Intraurethral medication such as Muse® has been useful in the treatment of erectile dysfunction in men with diabetes although it has not been studied specifically. We use intraurethral medication for men who cannot tolerate oral medications. This medication is a small pellet placed within the urethra and massaged into the urethra. There are several drawbacks. It can cause dysuria and burning and it is not as effective as direct intracorporeal injections. Patients often need higher dosages and this medication is not nearly as cost effective as the other methods for the treatment for erectile dysfunction.
Penile injections are an extremely useful, successful and popular method for the treatment of erectile dysfunction in men with diabetes. The most common side effect of this medication is burning. The burning is well controlled with combination mixtures of medications as opposed to just prostaglandin and PGE-1. Men with diabetes frequently need higher doses with adjustments. The learning curve for teaching a man with diabetes to do penile injections is much quicker because many of these men are comfortable with a subcutaneous injection and insulin and the techniques are similar. The biggest risk for this method in the man with diabetes is infections. As long as patients use proper techniques and maintain tight glycemic control, the infections are close to zero percent. The only other major concern is that of a prolonged erection. A prolonged erection, also known as priapism, is defined as an erection that lasts more than 4 hours and is painful. This side effect is somewhat common in men who use injections at much higher than recommended doses. We counsel these patients very carefully and use various medications such as Sudafed®, or pseudoephedrine, to prevent this. We recommend that the patient use only one injection per day. Ejaculation sensations are preserved and many times the patient's partner will not even be aware that the man has used a penile injection.
Penile implant surgery is frequently used with great success in men with diabetes and end stage erectile dysfunction. The satisfaction rate for the couple is surprisingly high, greater than 93%. The biggest risk for surgery is infection. However, with tight glycemic control, which is defined as an A1C of less than 7, the risk for infection decreases dramatically. Experienced implanting surgeons will use strict measures to avoid infection, such as preoperative washes with antibiotic solutions, intraoperative irrigations with antibiotic solutions and maintenance of sterile environment where as the device never touches the skin. All of these techniques in concert have dramatically decreased the risk of penile implant infection. The procedure is performed on an outpatient basis and the recovery period is short. Patients are typically able to use their device within 6 to 8 weeks.
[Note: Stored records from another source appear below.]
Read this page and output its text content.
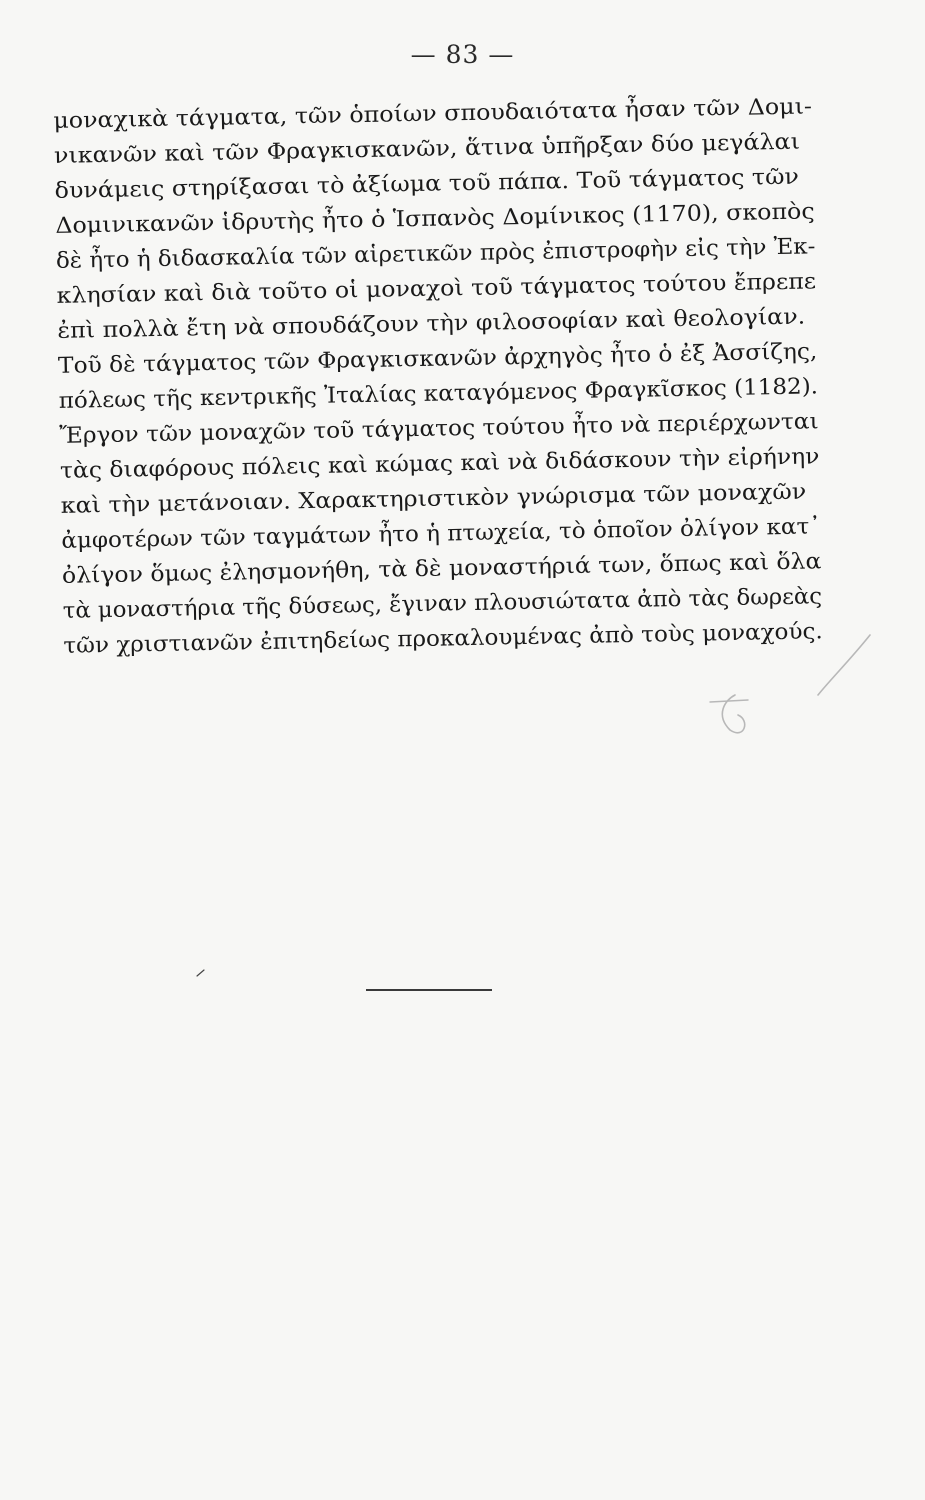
— 83 —
μοναχικὰ τάγματα, τῶν ὁποίων σπουδαιότατα ἦσαν τῶν Δομι-
νικανῶν καὶ τῶν Φραγκισκανῶν, ἅτινα ὑπῆρξαν δύο μεγάλαι
δυνάμεις στηρίξασαι τὸ ἀξίωμα τοῦ πάπα. Τοῦ τάγματος τῶν
Δομινικανῶν ἱδρυτὴς ἦτο ὁ Ἱσπανὸς Δομίνικος (1170), σκοπὸς
δὲ ἦτο ἡ διδασκαλία τῶν αἱρετικῶν πρὸς ἐπιστροφὴν εἰς τὴν Ἐκ-
κλησίαν καὶ διὰ τοῦτο οἱ μοναχοὶ τοῦ τάγματος τούτου ἔπρεπε
ἐπὶ πολλὰ ἔτη νὰ σπουδάζουν τὴν φιλοσοφίαν καὶ θεολογίαν.
Τοῦ δὲ τάγματος τῶν Φραγκισκανῶν ἀρχηγὸς ἦτο ὁ ἐξ Ἀσσίζης,
πόλεως τῆς κεντρικῆς Ἰταλίας καταγόμενος Φραγκῖσκος (1182).
Ἔργον τῶν μοναχῶν τοῦ τάγματος τούτου ἦτο νὰ περιέρχωνται
τὰς διαφόρους πόλεις καὶ κώμας καὶ νὰ διδάσκουν τὴν εἰρήνην
καὶ τὴν μετάνοιαν. Χαρακτηριστικὸν γνώρισμα τῶν μοναχῶν
ἀμφοτέρων τῶν ταγμάτων ἦτο ἡ πτωχεία, τὸ ὁποῖον ὀλίγον κατ᾿
ὀλίγον ὅμως ἐλησμονήθη, τὰ δὲ μοναστήριά των, ὅπως καὶ ὅλα
τὰ μοναστήρια τῆς δύσεως, ἔγιναν πλουσιώτατα ἀπὸ τὰς δωρεὰς
τῶν χριστιανῶν ἐπιτηδείως προκαλουμένας ἀπὸ τοὺς μοναχούς.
Successful management of cardiovascular disease and erectile or sexual dysfunction for the patient with diabetes is control of the diabetes disease process. Maintaining tight glycemic control is the primary key to success. There has never been more information, medications and treatments available at any time in history. A decade ago, patients did not regularly have access to glucose meters. Now, patients commonly are able to check their sugar three and four times a day, carefully monitor their intake of carbohydrates and measure their three-month average of blood sugars. We now know that hyperlipidemia and hypertension are directly associated with diabetes and these can be managed as well. The most important key here is education for the patient.
The other important lesson is that the loss of maintenance of the erection in a man with diabetes is a harbinger of silent cardiovascular disease and should not be ignored.